At two separate points during Andrey Zvyagintsev’s Leviathan, its put-upon hero Kolya (Alexey Serebryakov) stands in front of a Russian court as the clerk delivers an unfavorable ruling. In both cases, the rulings are neither unexpected nor remotely just, but it’s the way they’re read—even-toned and hyper-fast, like the disclaimer on a prescription drug commercial—that’s particularly striking, as if no consideration has been given to the defense. In Zvyagintsev’s sad, angry, and sometimes bitterly funny film, Kolya’s fight against government bureaucracy and corruption is astonishingly quixotic, as if he knows full well the impossible odds against him, but takes up the cause anyway. Without invoking Vladimir Putin directly—though portraits of his predecessors up to Boris Yeltsin are whipped out once for target practice—Zvyagintsev offers Kolya as a case study in the difficulties ordinary Russians face in asserting their rights. The wise play is to capitulate. Otherwise, it’s a waste of the court’s time.
Bookended with passages from Philip Glass’ majestic opera Akhnaten, Leviathan takes place in a dead fishing village on the Kola Peninsula, a territory north of the Arctic Circle, and the presence of a skeletal whale carcass is enough to suggest the area’s absence of vitality. Nevertheless, Zvyagintsev’s widescreen camera admires the harsh beauty of the place, and respects Kolya’s mule-like refusal to leave it behind. When the unscrupulous mayor (Roman Madyanov) and his thugs and cronies demand that Kolya, his second wife Lilya (Elena Lyadova), and his teenage son Roma (Sergey Pokhodaev) abandon his property, Kolya turns to Dmitri (Vladimir Vdovichenkov), a lawyer friend from Moscow who agrees to represent the family. After an initial setback in court, they set about crafting an appeal, but Kolya is dealt some terrible personal blows on top of additional forms of pressure from the mayor to play ball. Dmitri counters with a binder full of incriminating information about the mayor, though it’s an open question over who would be an audience for such accusations.
Since bursting onto the scene with 2003’s The Return, Zvyagintsev has been one of most promising filmmakers in a country rich in cinematic tradition, and Leviathan continues to build on the stately but dramatically accessible style of his gripping 2011 drama Elena. Though his Kolya is cast as the underdog in this fight, Zvyagintsev doesn’t imbue him with heroic qualities: He’s a brusque father, a distant and temperamental husband, and a heavy drinker, inclined to swig vodka straight from the bottle. In fact, his bullheaded refusal to give up his property is not really celebrated as savvy or courageous, because the consequences of not taking the government’s offer are severe enough to seem unwise. In a film that’s suffused with historical, political, and literary references, Kolya finds himself cast as the lead in the story of Job, a righteous sufferer.
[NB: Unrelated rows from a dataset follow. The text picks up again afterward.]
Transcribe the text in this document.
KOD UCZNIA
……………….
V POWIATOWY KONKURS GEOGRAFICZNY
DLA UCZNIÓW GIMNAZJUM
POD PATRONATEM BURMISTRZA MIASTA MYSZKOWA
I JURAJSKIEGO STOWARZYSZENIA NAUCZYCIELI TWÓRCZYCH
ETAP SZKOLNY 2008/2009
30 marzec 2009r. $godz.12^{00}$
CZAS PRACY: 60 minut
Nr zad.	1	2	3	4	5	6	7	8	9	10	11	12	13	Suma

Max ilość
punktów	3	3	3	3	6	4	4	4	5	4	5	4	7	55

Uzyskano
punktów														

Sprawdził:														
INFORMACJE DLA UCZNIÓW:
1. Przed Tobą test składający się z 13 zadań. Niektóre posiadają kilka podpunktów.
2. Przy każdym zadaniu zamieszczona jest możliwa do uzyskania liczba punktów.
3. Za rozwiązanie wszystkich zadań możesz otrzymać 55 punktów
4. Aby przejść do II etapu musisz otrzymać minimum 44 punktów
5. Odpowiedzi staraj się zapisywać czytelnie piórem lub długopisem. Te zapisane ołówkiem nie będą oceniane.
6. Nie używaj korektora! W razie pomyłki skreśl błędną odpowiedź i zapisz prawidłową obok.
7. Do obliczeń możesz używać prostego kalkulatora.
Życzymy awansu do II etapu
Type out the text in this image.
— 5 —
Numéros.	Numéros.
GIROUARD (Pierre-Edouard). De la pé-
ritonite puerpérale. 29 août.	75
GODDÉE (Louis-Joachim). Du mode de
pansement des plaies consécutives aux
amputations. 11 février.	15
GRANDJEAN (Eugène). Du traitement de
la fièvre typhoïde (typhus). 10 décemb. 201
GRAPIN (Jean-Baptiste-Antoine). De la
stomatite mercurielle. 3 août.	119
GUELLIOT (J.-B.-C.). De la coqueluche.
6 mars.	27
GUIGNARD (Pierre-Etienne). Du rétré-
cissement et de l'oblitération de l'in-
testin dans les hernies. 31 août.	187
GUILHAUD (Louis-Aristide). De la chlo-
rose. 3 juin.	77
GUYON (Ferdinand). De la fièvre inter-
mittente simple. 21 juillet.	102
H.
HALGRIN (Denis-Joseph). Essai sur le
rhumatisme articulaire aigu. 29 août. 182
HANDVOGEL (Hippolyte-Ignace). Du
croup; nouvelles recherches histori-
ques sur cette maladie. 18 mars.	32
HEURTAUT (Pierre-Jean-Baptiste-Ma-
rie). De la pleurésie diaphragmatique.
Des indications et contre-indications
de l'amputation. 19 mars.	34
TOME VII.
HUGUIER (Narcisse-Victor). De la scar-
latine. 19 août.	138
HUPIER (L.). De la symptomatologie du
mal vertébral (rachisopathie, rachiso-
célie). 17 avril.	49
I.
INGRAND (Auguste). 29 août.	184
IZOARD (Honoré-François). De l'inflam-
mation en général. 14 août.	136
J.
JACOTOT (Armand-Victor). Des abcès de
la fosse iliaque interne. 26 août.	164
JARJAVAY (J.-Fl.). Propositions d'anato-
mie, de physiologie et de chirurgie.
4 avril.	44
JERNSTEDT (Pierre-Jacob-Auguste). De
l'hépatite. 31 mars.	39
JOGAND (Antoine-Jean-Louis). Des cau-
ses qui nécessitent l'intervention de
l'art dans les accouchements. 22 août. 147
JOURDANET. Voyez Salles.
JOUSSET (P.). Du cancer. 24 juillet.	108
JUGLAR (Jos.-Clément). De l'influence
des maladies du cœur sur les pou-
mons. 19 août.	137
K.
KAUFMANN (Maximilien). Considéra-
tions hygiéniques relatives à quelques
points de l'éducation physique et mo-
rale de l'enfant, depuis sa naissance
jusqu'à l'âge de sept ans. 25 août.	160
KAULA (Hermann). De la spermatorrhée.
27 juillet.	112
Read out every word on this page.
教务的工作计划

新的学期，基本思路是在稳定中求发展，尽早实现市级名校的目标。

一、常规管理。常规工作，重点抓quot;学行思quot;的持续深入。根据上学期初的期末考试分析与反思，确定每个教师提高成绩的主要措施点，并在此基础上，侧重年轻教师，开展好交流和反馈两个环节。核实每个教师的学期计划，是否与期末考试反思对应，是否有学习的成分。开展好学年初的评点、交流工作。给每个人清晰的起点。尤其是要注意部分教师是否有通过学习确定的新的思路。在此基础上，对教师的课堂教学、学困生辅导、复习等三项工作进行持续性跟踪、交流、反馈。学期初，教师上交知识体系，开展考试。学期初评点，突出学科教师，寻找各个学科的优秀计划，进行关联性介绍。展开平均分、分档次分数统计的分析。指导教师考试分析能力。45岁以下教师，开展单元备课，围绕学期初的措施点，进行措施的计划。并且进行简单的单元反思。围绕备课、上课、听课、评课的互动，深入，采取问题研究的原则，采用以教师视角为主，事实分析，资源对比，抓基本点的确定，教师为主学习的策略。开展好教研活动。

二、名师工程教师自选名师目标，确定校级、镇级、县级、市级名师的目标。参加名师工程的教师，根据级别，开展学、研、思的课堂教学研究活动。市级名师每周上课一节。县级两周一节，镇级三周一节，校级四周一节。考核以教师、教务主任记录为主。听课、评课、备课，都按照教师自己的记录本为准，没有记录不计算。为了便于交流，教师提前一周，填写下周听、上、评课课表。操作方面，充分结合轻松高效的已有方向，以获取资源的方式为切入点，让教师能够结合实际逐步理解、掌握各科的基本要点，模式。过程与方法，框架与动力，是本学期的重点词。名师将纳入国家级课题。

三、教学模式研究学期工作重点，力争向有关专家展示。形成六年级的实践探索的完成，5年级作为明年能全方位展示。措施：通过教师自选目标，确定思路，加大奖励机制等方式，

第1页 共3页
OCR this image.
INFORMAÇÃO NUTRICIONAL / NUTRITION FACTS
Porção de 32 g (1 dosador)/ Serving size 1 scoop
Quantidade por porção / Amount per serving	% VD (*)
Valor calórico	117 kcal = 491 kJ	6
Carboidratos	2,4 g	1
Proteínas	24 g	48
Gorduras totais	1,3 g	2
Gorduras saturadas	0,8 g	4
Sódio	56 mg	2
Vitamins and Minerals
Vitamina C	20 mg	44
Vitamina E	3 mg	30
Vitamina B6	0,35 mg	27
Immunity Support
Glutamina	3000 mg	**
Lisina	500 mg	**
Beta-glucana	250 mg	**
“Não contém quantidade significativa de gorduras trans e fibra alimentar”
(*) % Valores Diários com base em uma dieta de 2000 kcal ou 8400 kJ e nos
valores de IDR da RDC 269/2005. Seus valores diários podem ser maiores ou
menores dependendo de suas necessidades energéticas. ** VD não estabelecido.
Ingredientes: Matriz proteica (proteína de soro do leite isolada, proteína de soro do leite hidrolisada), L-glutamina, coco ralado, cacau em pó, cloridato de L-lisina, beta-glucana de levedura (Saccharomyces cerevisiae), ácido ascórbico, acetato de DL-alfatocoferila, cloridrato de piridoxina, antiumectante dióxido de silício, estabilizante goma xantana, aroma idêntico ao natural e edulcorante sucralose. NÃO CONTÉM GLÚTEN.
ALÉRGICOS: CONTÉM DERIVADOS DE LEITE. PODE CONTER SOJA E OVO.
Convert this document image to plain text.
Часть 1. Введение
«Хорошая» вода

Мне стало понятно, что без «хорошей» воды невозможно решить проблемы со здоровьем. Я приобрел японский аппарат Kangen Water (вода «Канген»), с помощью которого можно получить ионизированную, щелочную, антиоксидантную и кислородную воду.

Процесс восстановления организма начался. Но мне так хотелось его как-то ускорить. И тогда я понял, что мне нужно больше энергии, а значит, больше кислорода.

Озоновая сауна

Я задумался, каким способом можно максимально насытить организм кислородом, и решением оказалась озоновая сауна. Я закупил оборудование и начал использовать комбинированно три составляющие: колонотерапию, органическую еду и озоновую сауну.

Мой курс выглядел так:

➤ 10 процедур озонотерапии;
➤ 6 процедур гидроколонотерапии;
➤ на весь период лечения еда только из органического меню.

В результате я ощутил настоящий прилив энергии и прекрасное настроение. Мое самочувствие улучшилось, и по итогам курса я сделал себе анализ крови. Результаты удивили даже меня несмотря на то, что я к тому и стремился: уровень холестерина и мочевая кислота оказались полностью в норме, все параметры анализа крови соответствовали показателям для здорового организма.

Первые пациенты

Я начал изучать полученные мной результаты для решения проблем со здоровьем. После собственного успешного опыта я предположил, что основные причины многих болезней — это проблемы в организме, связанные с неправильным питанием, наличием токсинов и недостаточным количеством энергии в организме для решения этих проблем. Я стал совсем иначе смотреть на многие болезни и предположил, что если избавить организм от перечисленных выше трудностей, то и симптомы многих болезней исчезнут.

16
Though moments of gallows humor bring some levity to the occasion, Leviathan stages a grim pas de deux between intimate scenes in Kolya’s crumbling inner circle and distant exteriors of the seaside surroundings, which swallow up all the heat. The rigging in place to squelch Kolya’s rights to property and self-determination extends from the mayor to the courts to the Orthodox Christian church, all of which work to reinforce an overwhelming institutional power. Leviathan itself feels like a brave, lonely act of rebellion against the system, deeply pessimistic about the possibility of it ever working in the people’s favor. It advocates for a stiff drink.